Quantification of germinable Clostridium endospores from Atacama Desert soils.

We also applied micro-EVA to investigate endospore viability in one of the driest and oldest deserts on Earth, the Atacama Desert in Chile. This desert serves as a proving ground for NASA's future life detection instrumentation. Endospore-forming bacteria are extremely common in soils due to the high resistance of bacterial spores to both dehydration and high temperatures. Past efforts have shown a near-sterile region (site A in the Yungay region) with no recoverable DNA and extremely low culturable cell counts (7, 13a, 18).
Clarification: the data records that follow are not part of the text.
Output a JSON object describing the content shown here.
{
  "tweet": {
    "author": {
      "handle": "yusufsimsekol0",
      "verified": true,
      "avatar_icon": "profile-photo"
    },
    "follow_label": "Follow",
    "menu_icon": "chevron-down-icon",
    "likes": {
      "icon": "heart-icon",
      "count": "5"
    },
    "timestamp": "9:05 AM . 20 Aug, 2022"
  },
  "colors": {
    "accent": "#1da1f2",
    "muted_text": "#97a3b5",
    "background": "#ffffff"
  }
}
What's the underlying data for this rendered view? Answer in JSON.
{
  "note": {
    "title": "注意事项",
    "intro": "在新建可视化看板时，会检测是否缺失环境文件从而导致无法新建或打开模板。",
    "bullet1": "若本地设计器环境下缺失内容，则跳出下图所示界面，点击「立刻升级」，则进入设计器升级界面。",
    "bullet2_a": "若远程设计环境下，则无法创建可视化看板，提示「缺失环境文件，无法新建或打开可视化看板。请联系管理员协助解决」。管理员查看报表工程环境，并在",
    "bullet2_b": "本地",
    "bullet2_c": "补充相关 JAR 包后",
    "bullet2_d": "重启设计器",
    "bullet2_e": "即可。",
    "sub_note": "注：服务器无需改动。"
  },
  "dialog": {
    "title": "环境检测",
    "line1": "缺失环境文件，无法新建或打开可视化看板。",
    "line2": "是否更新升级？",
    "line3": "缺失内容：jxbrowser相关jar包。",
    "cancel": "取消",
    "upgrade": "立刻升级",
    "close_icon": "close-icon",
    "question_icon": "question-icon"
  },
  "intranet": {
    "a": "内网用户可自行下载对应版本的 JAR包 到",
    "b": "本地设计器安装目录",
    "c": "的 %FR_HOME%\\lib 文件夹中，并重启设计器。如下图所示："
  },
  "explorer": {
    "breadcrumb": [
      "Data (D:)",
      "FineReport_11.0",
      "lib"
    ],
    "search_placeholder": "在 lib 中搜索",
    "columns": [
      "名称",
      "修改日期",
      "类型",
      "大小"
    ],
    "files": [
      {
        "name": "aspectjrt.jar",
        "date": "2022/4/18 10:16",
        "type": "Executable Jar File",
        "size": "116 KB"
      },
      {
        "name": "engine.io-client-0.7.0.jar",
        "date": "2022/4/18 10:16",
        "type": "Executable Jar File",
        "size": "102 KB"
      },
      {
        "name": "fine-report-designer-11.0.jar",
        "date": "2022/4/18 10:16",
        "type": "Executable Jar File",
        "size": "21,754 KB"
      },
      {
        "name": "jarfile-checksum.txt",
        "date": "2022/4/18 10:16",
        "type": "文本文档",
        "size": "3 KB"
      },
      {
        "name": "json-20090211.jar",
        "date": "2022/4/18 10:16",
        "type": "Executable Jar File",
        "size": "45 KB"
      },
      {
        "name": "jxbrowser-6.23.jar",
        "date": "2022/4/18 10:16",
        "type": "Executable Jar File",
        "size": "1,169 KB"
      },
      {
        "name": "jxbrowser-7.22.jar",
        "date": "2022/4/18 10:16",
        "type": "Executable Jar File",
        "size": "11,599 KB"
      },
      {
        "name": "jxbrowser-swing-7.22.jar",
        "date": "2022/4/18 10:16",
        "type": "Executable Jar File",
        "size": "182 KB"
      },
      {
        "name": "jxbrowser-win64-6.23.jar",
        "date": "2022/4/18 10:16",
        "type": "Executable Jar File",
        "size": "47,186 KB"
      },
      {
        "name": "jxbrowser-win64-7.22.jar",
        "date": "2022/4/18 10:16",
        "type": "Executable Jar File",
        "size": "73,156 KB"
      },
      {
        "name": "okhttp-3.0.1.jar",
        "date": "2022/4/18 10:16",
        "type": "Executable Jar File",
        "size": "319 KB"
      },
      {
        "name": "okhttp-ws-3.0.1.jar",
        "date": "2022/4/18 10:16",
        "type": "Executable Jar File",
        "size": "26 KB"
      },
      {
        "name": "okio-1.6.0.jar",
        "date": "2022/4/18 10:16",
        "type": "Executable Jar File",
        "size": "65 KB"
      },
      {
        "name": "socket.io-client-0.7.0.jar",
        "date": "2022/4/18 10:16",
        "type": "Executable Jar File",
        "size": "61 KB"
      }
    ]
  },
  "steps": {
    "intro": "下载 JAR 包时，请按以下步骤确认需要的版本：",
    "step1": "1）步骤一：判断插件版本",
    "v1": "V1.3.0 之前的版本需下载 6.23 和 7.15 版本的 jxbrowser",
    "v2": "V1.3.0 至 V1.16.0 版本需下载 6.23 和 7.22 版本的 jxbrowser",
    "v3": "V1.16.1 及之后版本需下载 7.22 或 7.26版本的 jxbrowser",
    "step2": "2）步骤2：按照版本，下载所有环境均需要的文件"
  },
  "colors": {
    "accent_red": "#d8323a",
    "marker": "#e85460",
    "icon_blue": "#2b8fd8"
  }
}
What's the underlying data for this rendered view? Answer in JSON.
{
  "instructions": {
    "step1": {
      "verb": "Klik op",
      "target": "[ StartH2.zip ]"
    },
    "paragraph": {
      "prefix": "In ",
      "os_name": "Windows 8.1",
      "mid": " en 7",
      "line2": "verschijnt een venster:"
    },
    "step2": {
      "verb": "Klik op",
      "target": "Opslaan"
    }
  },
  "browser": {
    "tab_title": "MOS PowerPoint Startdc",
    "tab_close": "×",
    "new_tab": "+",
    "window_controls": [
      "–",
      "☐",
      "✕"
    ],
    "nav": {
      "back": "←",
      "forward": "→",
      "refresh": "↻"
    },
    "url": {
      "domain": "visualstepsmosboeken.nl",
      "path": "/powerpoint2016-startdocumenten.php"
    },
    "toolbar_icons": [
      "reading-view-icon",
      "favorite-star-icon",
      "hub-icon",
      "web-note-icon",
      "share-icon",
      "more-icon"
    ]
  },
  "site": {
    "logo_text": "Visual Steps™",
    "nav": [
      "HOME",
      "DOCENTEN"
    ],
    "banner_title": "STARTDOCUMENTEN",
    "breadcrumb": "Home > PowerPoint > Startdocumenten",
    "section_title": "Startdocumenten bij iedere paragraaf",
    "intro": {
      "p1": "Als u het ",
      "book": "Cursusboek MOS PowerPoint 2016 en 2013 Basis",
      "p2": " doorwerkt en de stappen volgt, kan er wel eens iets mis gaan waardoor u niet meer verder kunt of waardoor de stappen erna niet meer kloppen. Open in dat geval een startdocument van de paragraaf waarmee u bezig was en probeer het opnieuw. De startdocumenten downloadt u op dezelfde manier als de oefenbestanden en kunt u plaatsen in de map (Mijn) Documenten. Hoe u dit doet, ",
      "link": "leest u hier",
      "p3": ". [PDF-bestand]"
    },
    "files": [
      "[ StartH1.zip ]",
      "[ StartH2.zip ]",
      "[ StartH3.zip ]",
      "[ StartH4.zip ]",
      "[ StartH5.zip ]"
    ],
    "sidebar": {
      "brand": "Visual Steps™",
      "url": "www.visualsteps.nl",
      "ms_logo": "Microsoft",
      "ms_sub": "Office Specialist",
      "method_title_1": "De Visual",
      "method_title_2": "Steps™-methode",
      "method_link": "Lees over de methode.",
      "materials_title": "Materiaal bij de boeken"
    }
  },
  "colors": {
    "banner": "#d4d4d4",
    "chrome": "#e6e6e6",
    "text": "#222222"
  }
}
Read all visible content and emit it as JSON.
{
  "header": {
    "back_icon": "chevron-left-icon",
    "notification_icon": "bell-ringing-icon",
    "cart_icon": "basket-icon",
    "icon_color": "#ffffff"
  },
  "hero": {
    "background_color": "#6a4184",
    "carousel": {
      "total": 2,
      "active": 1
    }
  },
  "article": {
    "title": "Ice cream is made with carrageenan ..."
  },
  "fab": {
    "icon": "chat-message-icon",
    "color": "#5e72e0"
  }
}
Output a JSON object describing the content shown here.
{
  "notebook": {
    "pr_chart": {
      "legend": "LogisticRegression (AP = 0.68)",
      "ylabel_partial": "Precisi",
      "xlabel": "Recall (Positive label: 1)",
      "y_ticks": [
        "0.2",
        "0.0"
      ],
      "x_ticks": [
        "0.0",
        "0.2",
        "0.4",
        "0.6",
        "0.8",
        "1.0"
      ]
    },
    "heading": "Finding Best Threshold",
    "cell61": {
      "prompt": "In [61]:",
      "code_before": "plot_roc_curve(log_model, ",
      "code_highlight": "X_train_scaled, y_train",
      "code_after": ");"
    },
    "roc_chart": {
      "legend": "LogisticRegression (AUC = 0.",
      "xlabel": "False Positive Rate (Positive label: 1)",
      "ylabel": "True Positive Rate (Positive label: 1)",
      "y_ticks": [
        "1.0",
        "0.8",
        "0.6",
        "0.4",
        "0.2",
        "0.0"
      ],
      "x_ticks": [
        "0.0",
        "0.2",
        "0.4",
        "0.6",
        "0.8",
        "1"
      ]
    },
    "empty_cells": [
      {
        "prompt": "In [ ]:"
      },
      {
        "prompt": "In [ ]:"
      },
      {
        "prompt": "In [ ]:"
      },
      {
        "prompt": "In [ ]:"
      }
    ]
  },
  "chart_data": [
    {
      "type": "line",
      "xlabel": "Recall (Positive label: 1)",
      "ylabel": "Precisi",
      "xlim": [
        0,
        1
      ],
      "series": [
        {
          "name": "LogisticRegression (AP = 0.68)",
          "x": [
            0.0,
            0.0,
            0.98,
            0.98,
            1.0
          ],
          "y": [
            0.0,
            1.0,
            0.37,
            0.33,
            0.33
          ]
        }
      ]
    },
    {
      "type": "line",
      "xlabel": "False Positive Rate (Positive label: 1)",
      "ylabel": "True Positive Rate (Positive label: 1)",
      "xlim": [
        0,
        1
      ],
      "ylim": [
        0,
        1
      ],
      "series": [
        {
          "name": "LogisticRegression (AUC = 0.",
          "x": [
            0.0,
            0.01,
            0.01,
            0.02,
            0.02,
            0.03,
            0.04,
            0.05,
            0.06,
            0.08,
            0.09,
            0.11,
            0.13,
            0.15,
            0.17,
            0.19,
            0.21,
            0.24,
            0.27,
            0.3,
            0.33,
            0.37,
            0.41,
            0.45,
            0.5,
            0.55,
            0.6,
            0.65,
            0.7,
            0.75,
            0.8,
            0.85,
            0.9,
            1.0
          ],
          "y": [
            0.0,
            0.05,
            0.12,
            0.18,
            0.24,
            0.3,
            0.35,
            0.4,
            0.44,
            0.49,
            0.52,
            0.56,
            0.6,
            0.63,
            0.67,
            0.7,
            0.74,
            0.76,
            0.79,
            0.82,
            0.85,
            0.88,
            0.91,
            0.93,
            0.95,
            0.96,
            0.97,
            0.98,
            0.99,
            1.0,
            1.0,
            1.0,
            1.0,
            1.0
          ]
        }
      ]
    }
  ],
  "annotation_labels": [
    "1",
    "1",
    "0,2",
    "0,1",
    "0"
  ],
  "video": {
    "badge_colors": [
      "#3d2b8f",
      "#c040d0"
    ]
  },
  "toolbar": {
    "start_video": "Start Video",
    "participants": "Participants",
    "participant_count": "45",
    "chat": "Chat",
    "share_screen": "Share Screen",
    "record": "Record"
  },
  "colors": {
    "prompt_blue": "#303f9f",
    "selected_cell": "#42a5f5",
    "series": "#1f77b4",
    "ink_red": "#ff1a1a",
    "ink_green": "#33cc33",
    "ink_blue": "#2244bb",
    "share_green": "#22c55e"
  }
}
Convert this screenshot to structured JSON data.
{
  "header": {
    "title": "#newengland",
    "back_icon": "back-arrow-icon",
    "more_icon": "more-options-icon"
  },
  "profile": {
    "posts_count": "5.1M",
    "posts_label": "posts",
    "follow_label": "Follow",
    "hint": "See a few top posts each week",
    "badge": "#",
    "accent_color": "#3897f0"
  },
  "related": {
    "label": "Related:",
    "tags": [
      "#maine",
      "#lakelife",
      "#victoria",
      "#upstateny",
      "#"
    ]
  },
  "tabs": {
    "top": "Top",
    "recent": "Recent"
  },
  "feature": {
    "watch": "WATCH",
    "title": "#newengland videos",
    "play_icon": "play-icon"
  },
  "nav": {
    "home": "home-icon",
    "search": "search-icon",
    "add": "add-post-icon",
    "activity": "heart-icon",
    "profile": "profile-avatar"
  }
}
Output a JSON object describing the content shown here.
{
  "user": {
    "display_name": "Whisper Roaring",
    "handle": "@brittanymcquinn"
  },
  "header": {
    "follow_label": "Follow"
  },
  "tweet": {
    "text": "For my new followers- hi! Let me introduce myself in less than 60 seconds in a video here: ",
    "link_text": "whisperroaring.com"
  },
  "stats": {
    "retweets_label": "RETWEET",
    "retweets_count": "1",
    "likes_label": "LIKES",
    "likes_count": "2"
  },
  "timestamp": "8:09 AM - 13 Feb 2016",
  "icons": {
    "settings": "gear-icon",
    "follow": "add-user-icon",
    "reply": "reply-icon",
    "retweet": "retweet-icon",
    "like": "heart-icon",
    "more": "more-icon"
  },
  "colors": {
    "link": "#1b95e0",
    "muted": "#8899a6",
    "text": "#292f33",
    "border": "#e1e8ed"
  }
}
However, micro-EVA has been used to measure both aerobic and anaerobic sporeformers from multiple sites in the Atacama Desert. Our data suggest that life's most resilient representative can survive in much harsher conditions than previously thought, which has implications for the probability of growth in special regions (i.e., where the water activity is above 0.5 and the temperature is above −20°C) on another planet, such as the subsurface with less UV radiation and higher water activity.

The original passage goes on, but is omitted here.